Salix capusii
- Conservation status: Least Concern (IUCN 3.1)

Scientific classification
- Kingdom: Plantae
- Clade: Tracheophytes
- Clade: Angiosperms
- Clade: Eudicots
- Clade: Rosids
- Order: Malpighiales
- Family: Salicaceae
- Genus: Salix
- Species: S. capusii
- Binomial name: Salix capusii Franch.

= Salix capusii =

- Genus: Salix
- Species: capusii
- Authority: Franch.
- Conservation status: LC

Shrub in the genus of willows

Salix capusii is a large shrub from the genus of the willow (Salix) with chestnut-brown branches and 4 to 5 centimeters long, gray-blue leaf blades. The natural range of the species is in Afghanistan, Tajikistan, Pakistan, and China.

==Description==
Salix capusii is a shrub up to 6 meters high with a dull gray bark. The branches are maroon, thin and bare. Young twigs are yellowish and finely hairy. The leaves have linear and deciduous stipules . The petiole is 2 to 4 millimeters long, initially finely hairy and later balding. The leaf blade is linear-inverted-lanceolate or narrowly lanceolate, 4 to 5 centimeters long and about 6 millimeters wide, pointed to a short point, with a wedge-shaped base and a whole or serrated leaf margin. Both leaf sides are evenly gray-blue, initially tomentose and later balding.
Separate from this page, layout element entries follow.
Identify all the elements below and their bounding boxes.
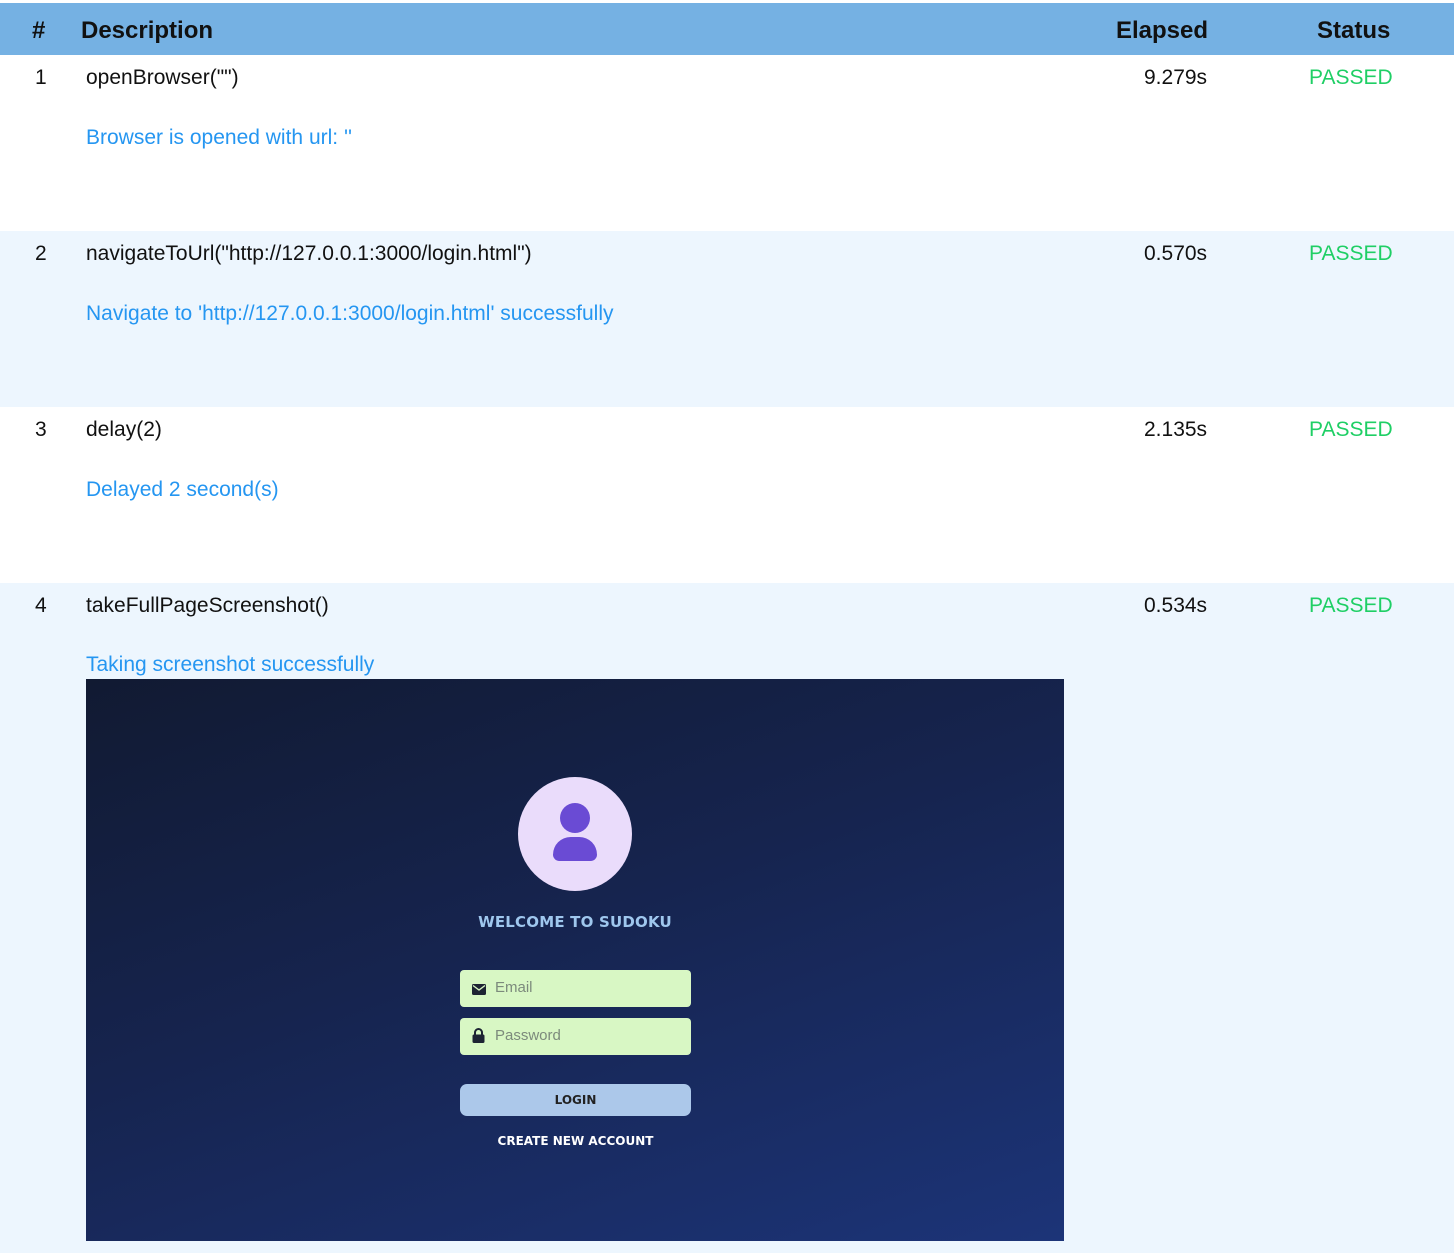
table-row: 3 delay(2) 2.135s PASSED Delayed 2 secon… <box>0 407 1454 583</box>
step-status: PASSED <box>1309 594 1393 617</box>
step-status: PASSED <box>1309 66 1393 89</box>
step-description: takeFullPageScreenshot() <box>86 594 329 617</box>
step-status: PASSED <box>1309 418 1393 441</box>
header-status: Status <box>1317 17 1391 44</box>
login-page-screenshot: WELCOME TO SUDOKU Email Password LOGIN C… <box>86 679 1064 1241</box>
step-number: 3 <box>35 418 47 441</box>
table-header: # Description Elapsed Status <box>0 3 1454 55</box>
step-elapsed: 9.279s <box>1144 66 1208 89</box>
step-number: 4 <box>35 594 47 617</box>
step-description: navigateToUrl("http://127.0.0.1:3000/log… <box>86 242 532 265</box>
step-message: Navigate to 'http://127.0.0.1:3000/login… <box>86 302 614 325</box>
step-status: PASSED <box>1309 242 1393 265</box>
step-number: 1 <box>35 66 47 89</box>
header-description: Description <box>81 17 214 44</box>
step-message: Browser is opened with url: '' <box>86 126 352 149</box>
step-description: delay(2) <box>86 418 162 441</box>
email-field: Email <box>460 970 691 1007</box>
password-field: Password <box>460 1018 691 1055</box>
step-description: openBrowser("") <box>86 66 239 89</box>
header-number: # <box>32 17 46 44</box>
login-button: LOGIN <box>460 1084 691 1116</box>
step-elapsed: 2.135s <box>1144 418 1208 441</box>
user-icon <box>518 777 632 891</box>
avatar-head <box>560 803 590 833</box>
lock-icon <box>472 1028 485 1048</box>
header-elapsed: Elapsed <box>1116 17 1209 44</box>
table-row: 2 navigateToUrl("http://127.0.0.1:3000/l… <box>0 231 1454 407</box>
step-message: Delayed 2 second(s) <box>86 478 279 501</box>
step-number: 2 <box>35 242 47 265</box>
email-placeholder: Email <box>495 979 533 996</box>
step-message: Taking screenshot successfully <box>86 653 375 676</box>
envelope-icon <box>472 982 486 1000</box>
welcome-title: WELCOME TO SUDOKU <box>478 913 672 931</box>
table-row: 1 openBrowser("") 9.279s PASSED Browser … <box>0 55 1454 231</box>
password-placeholder: Password <box>495 1027 561 1044</box>
create-account-link: CREATE NEW ACCOUNT <box>497 1134 654 1148</box>
step-elapsed: 0.570s <box>1144 242 1208 265</box>
step-elapsed: 0.534s <box>1144 594 1208 617</box>
avatar-body <box>553 837 597 861</box>
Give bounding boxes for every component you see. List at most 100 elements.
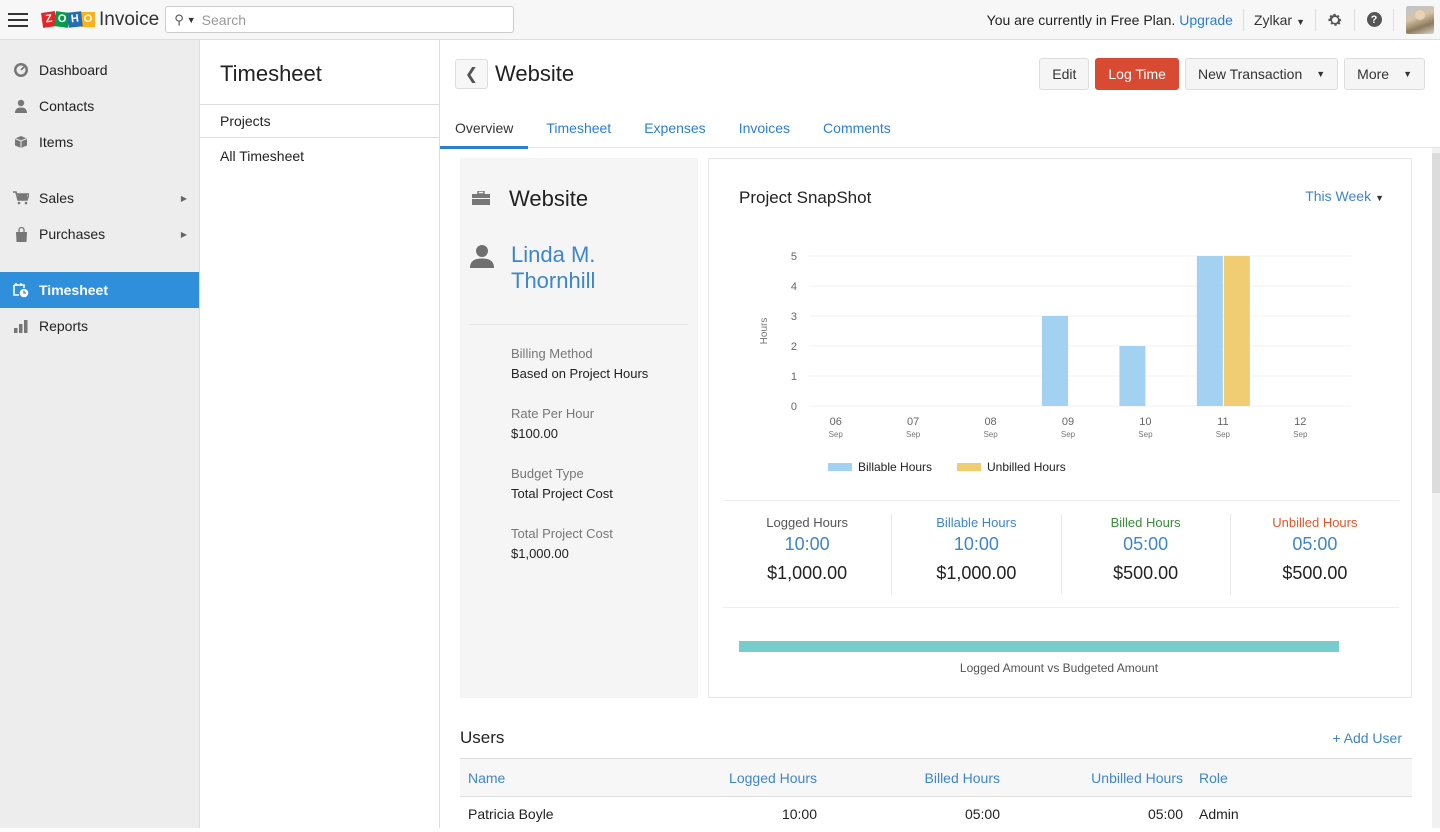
sidebar-item-label: Contacts (39, 98, 95, 114)
help-icon: ? (1366, 12, 1382, 27)
column-header-role[interactable]: Role (1191, 758, 1412, 797)
sidebar-item-timesheet[interactable]: Timesheet (0, 272, 199, 308)
edit-button[interactable]: Edit (1039, 58, 1090, 90)
tab-expenses[interactable]: Expenses (629, 108, 720, 148)
user-avatar[interactable] (1406, 5, 1434, 34)
organization-switcher[interactable]: Zylkar ▼ (1254, 12, 1305, 28)
subnav-item-all-timesheet[interactable]: All Timesheet (200, 138, 439, 174)
legend-label: Unbilled Hours (987, 460, 1066, 474)
sidebar-item-reports[interactable]: Reports (0, 308, 199, 344)
hours-bar-chart: 012345Hours06Sep07Sep08Sep09Sep10Sep11Se… (759, 251, 1351, 474)
new-transaction-button[interactable]: New Transaction ▼ (1184, 58, 1339, 90)
x-tick-label: 11 (1217, 416, 1228, 428)
cart-icon (13, 190, 29, 206)
help-button[interactable]: ? (1365, 11, 1383, 29)
settings-button[interactable] (1326, 11, 1344, 29)
field-label: Total Project Cost (511, 526, 613, 541)
summary-amount: $1,000.00 (936, 563, 1017, 583)
tab-timesheet[interactable]: Timesheet (531, 108, 626, 148)
sidebar-item-purchases[interactable]: Purchases ▶ (0, 216, 199, 252)
field-label: Budget Type (511, 466, 584, 481)
period-dropdown[interactable]: This Week ▼ (1305, 188, 1384, 204)
summary-unbilled-hours: Unbilled Hours 05:00 $500.00 (1231, 514, 1399, 594)
summary-hours: 05:00 (1123, 534, 1169, 554)
more-button[interactable]: More ▼ (1344, 58, 1425, 90)
chevron-right-icon: ▶ (180, 193, 187, 203)
column-header-unbilled-hours[interactable]: Unbilled Hours (1008, 758, 1191, 797)
upgrade-link[interactable]: Upgrade (1179, 12, 1233, 28)
legend-swatch (828, 463, 852, 471)
main-content: ❮ Website Edit Log Time New Transaction ▼… (440, 40, 1440, 828)
summary-label: Billed Hours (1110, 515, 1181, 530)
chevron-down-icon: ▼ (1375, 193, 1384, 203)
table-row[interactable]: Patricia Boyle 10:00 05:00 05:00 Admin (460, 797, 1412, 832)
top-bar: Z O H O Invoice ⚲ ▼ You are currently in… (0, 0, 1440, 40)
search-filter-dropdown-icon[interactable]: ▼ (187, 15, 196, 25)
project-snapshot-panel: Project SnapShot This Week ▼ 0 1 2 3 4 5 Hours 0… (708, 158, 1412, 698)
field-total-project-cost: Total Project Cost $1,000.00 (511, 526, 613, 561)
sidebar-item-sales[interactable]: Sales ▶ (0, 180, 199, 216)
summary-hours: 10:00 (953, 534, 999, 554)
tab-comments[interactable]: Comments (808, 108, 906, 148)
add-user-link[interactable]: + Add User (1332, 730, 1402, 746)
button-label: More (1357, 66, 1390, 82)
sidebar-item-dashboard[interactable]: Dashboard (0, 52, 199, 88)
sidebar-item-contacts[interactable]: Contacts (0, 88, 199, 124)
page-header: ❮ Website Edit Log Time New Transaction ▼… (440, 40, 1440, 108)
x-tick-label: 08 (984, 416, 996, 428)
summary-hours: 05:00 (1292, 534, 1338, 554)
budget-progress-bar (739, 641, 1339, 652)
x-tick-sublabel: Sep (829, 430, 844, 439)
summary-amount: $500.00 (1282, 563, 1348, 583)
search-icon[interactable]: ⚲ (174, 12, 184, 28)
field-label: Rate Per Hour (511, 406, 595, 421)
subnav-title: Timesheet (200, 40, 439, 105)
x-tick-label: 12 (1294, 416, 1306, 428)
vertical-scrollbar[interactable] (1432, 148, 1440, 828)
x-tick-sublabel: Sep (1061, 430, 1076, 439)
items-icon (13, 134, 29, 150)
contacts-icon (13, 98, 29, 114)
x-tick-label: 10 (1139, 416, 1151, 428)
log-time-button[interactable]: Log Time (1095, 58, 1179, 90)
subnav-item-projects[interactable]: Projects (200, 105, 439, 138)
x-tick-label: 06 (830, 416, 842, 428)
search-input[interactable] (201, 11, 502, 28)
legend-label: Billable Hours (858, 460, 932, 474)
divider (1393, 8, 1394, 31)
user-name: Patricia Boyle (468, 806, 554, 823)
column-header-logged-hours[interactable]: Logged Hours (700, 758, 825, 797)
tab-overview[interactable]: Overview (440, 108, 529, 149)
overview-content: Website Linda M. Thornhill Billing Metho… (440, 148, 1430, 828)
summary-label: Logged Hours (766, 515, 848, 530)
table-header-row: Name Logged Hours Billed Hours Unbilled … (460, 758, 1412, 797)
summary-billed-hours: Billed Hours 05:00 $500.00 (1062, 514, 1231, 594)
x-tick-label: 09 (1062, 416, 1074, 428)
app-name: Invoice (99, 8, 160, 30)
dashboard-icon (13, 62, 29, 78)
y-tick-label: 3 (791, 311, 797, 323)
x-tick-sublabel: Sep (906, 430, 921, 439)
column-header-billed-hours[interactable]: Billed Hours (825, 758, 1008, 797)
hamburger-menu-icon[interactable] (8, 9, 28, 31)
y-tick-label: 2 (791, 341, 797, 353)
y-tick-label: 1 (791, 371, 797, 383)
x-tick-sublabel: Sep (1293, 430, 1308, 439)
x-tick-sublabel: Sep (1138, 430, 1153, 439)
back-button[interactable]: ❮ (455, 59, 488, 89)
user-logged-hours: 10:00 (781, 806, 817, 823)
customer-name-link[interactable]: Linda M. Thornhill (511, 242, 651, 294)
scrollbar-thumb[interactable] (1432, 153, 1440, 493)
sidebar-item-items[interactable]: Items (0, 124, 199, 160)
divider (1354, 8, 1355, 31)
divider (1315, 8, 1316, 31)
chevron-right-icon: ▶ (180, 229, 187, 239)
search-box[interactable]: ⚲ ▼ (165, 6, 515, 33)
field-value: Total Project Cost (511, 486, 613, 501)
column-header-name[interactable]: Name (460, 758, 700, 797)
zoho-invoice-logo[interactable]: Z O H O Invoice (41, 8, 160, 31)
tab-invoices[interactable]: Invoices (724, 108, 805, 148)
customer-icon (470, 244, 494, 271)
sidebar-item-label: Items (39, 134, 74, 150)
summary-hours: 10:00 (784, 534, 830, 554)
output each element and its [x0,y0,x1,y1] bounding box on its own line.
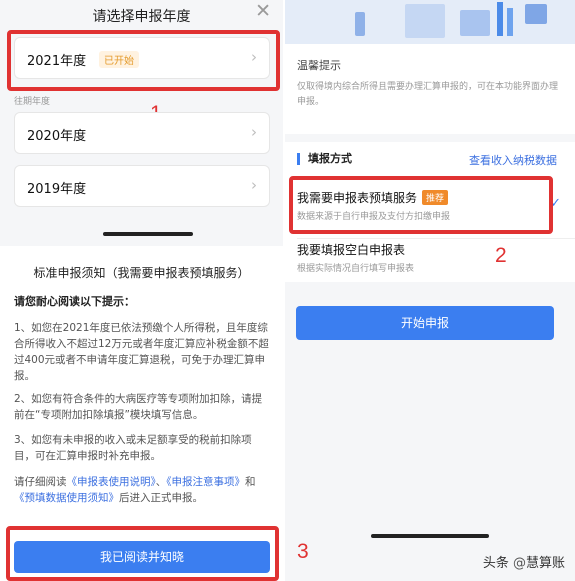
watermark-at: @ [512,556,526,571]
tips-title: 温馨提示 [297,59,341,72]
watermark-name: 慧算账 [525,556,565,571]
option-blank-desc: 根据实际情况自行填写申报表 [297,264,415,274]
watermark: 头条 @慧算账 [483,552,565,571]
option-title: 我要填报空白申报表 [297,243,406,257]
left-screenshot: 请选择申报年度 ✕ 2021年度 已开始 › 1 往期年度 2020年度 › 2… [0,0,283,581]
chevron-right-icon: › [251,176,257,194]
right-screenshot: 温馨提示 仅取得境内综合所得且需要办理汇算申报的，可在本功能界面办理申报。 填报… [285,0,575,581]
year-picker-sheet: 请选择申报年度 ✕ 2021年度 已开始 › 1 往期年度 2020年度 › 2… [0,0,283,240]
annotation-box-2 [289,176,553,234]
notice-sheet: 标准申报须知（我需要申报表预填服务） 请您耐心阅读以下提示： 1、如您在2021… [0,246,283,581]
year-picker-title: 请选择申报年度 [92,9,191,25]
usage-guide-link[interactable]: 《申报表使用说明》 [67,476,156,488]
notice-text: 请仔细阅读 [14,476,67,488]
tips-text: 仅取得境内综合所得且需要办理汇算申报的，可在本功能界面办理申报。 [297,82,559,107]
view-income-tax-link[interactable]: 查看收入纳税数据 [469,152,557,168]
year-label: 2020年度 [27,129,87,144]
home-indicator [371,534,489,538]
divider [297,238,575,239]
notice-paragraph-1: 1、如您在2021年度已依法预缴个人所得税，且年度综合所得收入不超过12万元或者… [14,322,269,382]
tips-section: 温馨提示 仅取得境内综合所得且需要办理汇算申报的，可在本功能界面办理申报。 [285,44,575,134]
notice-text: 和 [245,476,256,488]
notes-link[interactable]: 《申报注意事项》 [166,476,245,488]
annotation-number-2: 2 [495,244,507,267]
banner-illustration [285,0,575,44]
start-filing-button[interactable]: 开始申报 [296,306,554,340]
annotation-box-3 [6,526,279,581]
year-card-2019[interactable]: 2019年度 › [14,165,270,207]
notice-text: 后进入正式申报。 [119,492,203,504]
notice-text: 、 [155,476,167,488]
annotation-box-1 [7,30,280,91]
watermark-prefix: 头条 [482,556,509,571]
home-indicator [103,232,193,236]
notice-subtitle: 请您耐心阅读以下提示： [14,295,135,308]
year-card-2020[interactable]: 2020年度 › [14,112,270,154]
notice-title: 标准申报须知（我需要申报表预填服务） [33,266,250,280]
year-label: 2019年度 [27,182,87,197]
prefill-notice-link[interactable]: 《预填数据使用须知》 [14,492,119,504]
option-blank[interactable]: 我要填报空白申报表 [297,241,405,258]
chevron-right-icon: › [251,123,257,141]
method-section: 填报方式 查看收入纳税数据 我需要申报表预填服务 推荐 数据来源于自行申报及支付方… [285,142,575,282]
notice-paragraph-4: 请仔细阅读《申报表使用说明》、《申报注意事项》和《预填数据使用须知》后进入正式申… [14,474,272,506]
method-heading: 填报方式 [297,153,352,165]
notice-paragraph-3: 3、如您有未申报的收入或未足额享受的税前扣除项目，可在汇算申报时补充申报。 [14,434,252,462]
notice-paragraph-2: 2、如您有符合条件的大病医疗等专项附加扣除，请提前在“专项附加扣除填报”模块填写… [14,393,263,421]
close-icon[interactable]: ✕ [255,0,271,22]
annotation-number-3: 3 [297,540,309,563]
past-years-label: 往期年度 [14,97,51,107]
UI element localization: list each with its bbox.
The male inflorescences are 4 to 4.5 centimeters long and 6 to 8 millimeters in diameter, sitting or short-stalked catkins with a leafy base. The bracts are yellowish green, oblong to oblong-obovate, about half as long as the stamens, with an almost clipped tip, down-haired at the base and bare or sparsely shaggy-haired underside. The male flowers have two stamenswith overgrown stamens finely hairy at the base and yellow and round anthers. Female kittens are 1.5 to 2.5 inches long and grow even longer when the fruit is ripe. The stem is leafy. The bracts correspond to the male but are partially obsolete until the fruit is ripe. Female flowers have a narrow, conical, glabrous, 1 millimeter long stalked ovary. The stylus is short, the scar conspicuous. The fruits are greenish or yellowish, conical, 4 to 5 millimeter long capsules . Salix capusii blooms from April to May, the fruits ripen from May to June.

==Range==
The natural range is in Afghanistan, Tajikistan, Pakistan and in the Chinese Xinjiang. The species grows in China at altitudes from 1,000 to 2,800 meters along mountain river valleys.

==Systematics==
Salix capusii is a kind from the kind of willow ( Salix ), in the family of the pasture plants (Salicaceae). There, it is the section Helix assigned. It was in 1884 by Adrien René Franchet scientifically for the first time described. The genus name Salix is Latin and has been from the Romans used for various willow species.

Synonyms of the species are Salix coerulea E.L.Wolf and Salix niedzwieckii Goerz.

==Literature==
- Wu Zheng-yi, Peter H. Raven (Hrsg.): Flora of China. Volume 4: Cycadaceae through Fagaceae. Science Press/Missouri Botanical Garden Press, Beijing/St. Louis 1999, ISBN 0-915279-70-3, S. 267, 269 (englisch).
- Helmut Genaust: Etymologisches Wörterbuch der botanischen Pflanzennamen. 3., vollständig überarbeitete und erweiterte Auflage. Nikol, Hamburg 2005, ISBN 3-937872-16-7, S. 552 (Nachdruck von 1996).